Since the ab initio structures are periodic in all 3 directions, do the atoms are the atoms at the bottom of the slab also exposed to the vacuum on the top? To better illustrate my question, here’s an illustration of a catalyst + adsorbate system from the paper:
I drew the main simulation box, everything outside is a periodic image.
Consider the black atom at the bottom - I drew a cutoff radius around it. Since the boundary conditions are periodic, is my understanding correct that this black atom at the bottom of the slab is also exposed to the vacuum?
Correct. Despite periodicity in all 3 directions, the presence of the vacuum effectively prevents the atoms at the bottom of the surface from seeing the adsorbates in the periodic image (as intended).

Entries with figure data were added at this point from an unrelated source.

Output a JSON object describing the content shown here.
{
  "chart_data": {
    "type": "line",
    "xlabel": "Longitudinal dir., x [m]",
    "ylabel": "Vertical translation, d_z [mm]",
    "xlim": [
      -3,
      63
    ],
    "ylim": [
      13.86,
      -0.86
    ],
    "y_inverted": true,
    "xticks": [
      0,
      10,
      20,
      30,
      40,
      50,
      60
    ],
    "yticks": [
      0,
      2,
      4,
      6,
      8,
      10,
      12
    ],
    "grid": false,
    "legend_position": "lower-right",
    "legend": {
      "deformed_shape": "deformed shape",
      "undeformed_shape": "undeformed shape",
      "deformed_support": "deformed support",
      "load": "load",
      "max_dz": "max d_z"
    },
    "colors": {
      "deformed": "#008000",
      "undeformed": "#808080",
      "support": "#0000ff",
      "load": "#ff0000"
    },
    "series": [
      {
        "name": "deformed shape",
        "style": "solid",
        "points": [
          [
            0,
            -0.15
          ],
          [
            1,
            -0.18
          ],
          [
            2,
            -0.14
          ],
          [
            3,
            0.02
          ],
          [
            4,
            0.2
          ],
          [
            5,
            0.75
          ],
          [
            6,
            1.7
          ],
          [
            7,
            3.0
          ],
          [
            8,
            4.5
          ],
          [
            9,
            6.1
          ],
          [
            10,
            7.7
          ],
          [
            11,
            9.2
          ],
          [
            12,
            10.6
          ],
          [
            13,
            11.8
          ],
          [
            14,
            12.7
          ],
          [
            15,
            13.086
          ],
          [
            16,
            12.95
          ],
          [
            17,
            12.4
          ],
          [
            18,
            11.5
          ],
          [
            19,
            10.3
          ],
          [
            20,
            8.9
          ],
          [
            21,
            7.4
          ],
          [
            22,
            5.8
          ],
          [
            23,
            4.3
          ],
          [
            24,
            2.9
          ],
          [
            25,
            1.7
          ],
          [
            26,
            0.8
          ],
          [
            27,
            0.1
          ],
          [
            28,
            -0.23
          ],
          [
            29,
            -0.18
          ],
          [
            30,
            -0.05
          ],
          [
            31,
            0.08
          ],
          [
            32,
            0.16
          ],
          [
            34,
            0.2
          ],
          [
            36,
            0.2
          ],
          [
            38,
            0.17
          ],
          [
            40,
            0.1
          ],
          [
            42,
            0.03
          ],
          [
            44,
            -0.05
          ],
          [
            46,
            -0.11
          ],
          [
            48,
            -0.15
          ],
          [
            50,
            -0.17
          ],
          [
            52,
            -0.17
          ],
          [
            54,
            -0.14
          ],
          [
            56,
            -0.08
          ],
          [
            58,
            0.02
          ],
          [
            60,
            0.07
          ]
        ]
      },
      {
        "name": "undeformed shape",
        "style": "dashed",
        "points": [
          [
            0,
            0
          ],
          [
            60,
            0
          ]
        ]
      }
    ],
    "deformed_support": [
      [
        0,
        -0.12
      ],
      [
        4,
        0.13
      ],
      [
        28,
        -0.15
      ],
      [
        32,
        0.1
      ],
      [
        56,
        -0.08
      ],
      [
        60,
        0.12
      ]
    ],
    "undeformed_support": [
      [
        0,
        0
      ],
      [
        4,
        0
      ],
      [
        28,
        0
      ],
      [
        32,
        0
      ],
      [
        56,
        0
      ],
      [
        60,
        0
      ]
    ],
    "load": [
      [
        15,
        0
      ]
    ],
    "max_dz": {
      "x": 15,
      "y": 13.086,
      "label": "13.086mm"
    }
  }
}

The LMDBs do already account for PBC. You’ll see a cell_offset attribute in there as well, corresponding to what neighboring unit cell the neighbor is. If you are using the OCP models you will need to set use_pbc: True in your config (ocp/dpp.yml at 3ace0f225c54bae0413b26c6ed23ea09ff73e784 · Open-Catalyst-Project/ocp · GitHub) to properly calculate distances, angles, etc.
Thank you for the clarification. Initially I thought get_pbc_distances() updates the edge list with PBC in dimenet++. So .lmdb 's provided are all the final graphs structures with pbc. Thank you again !!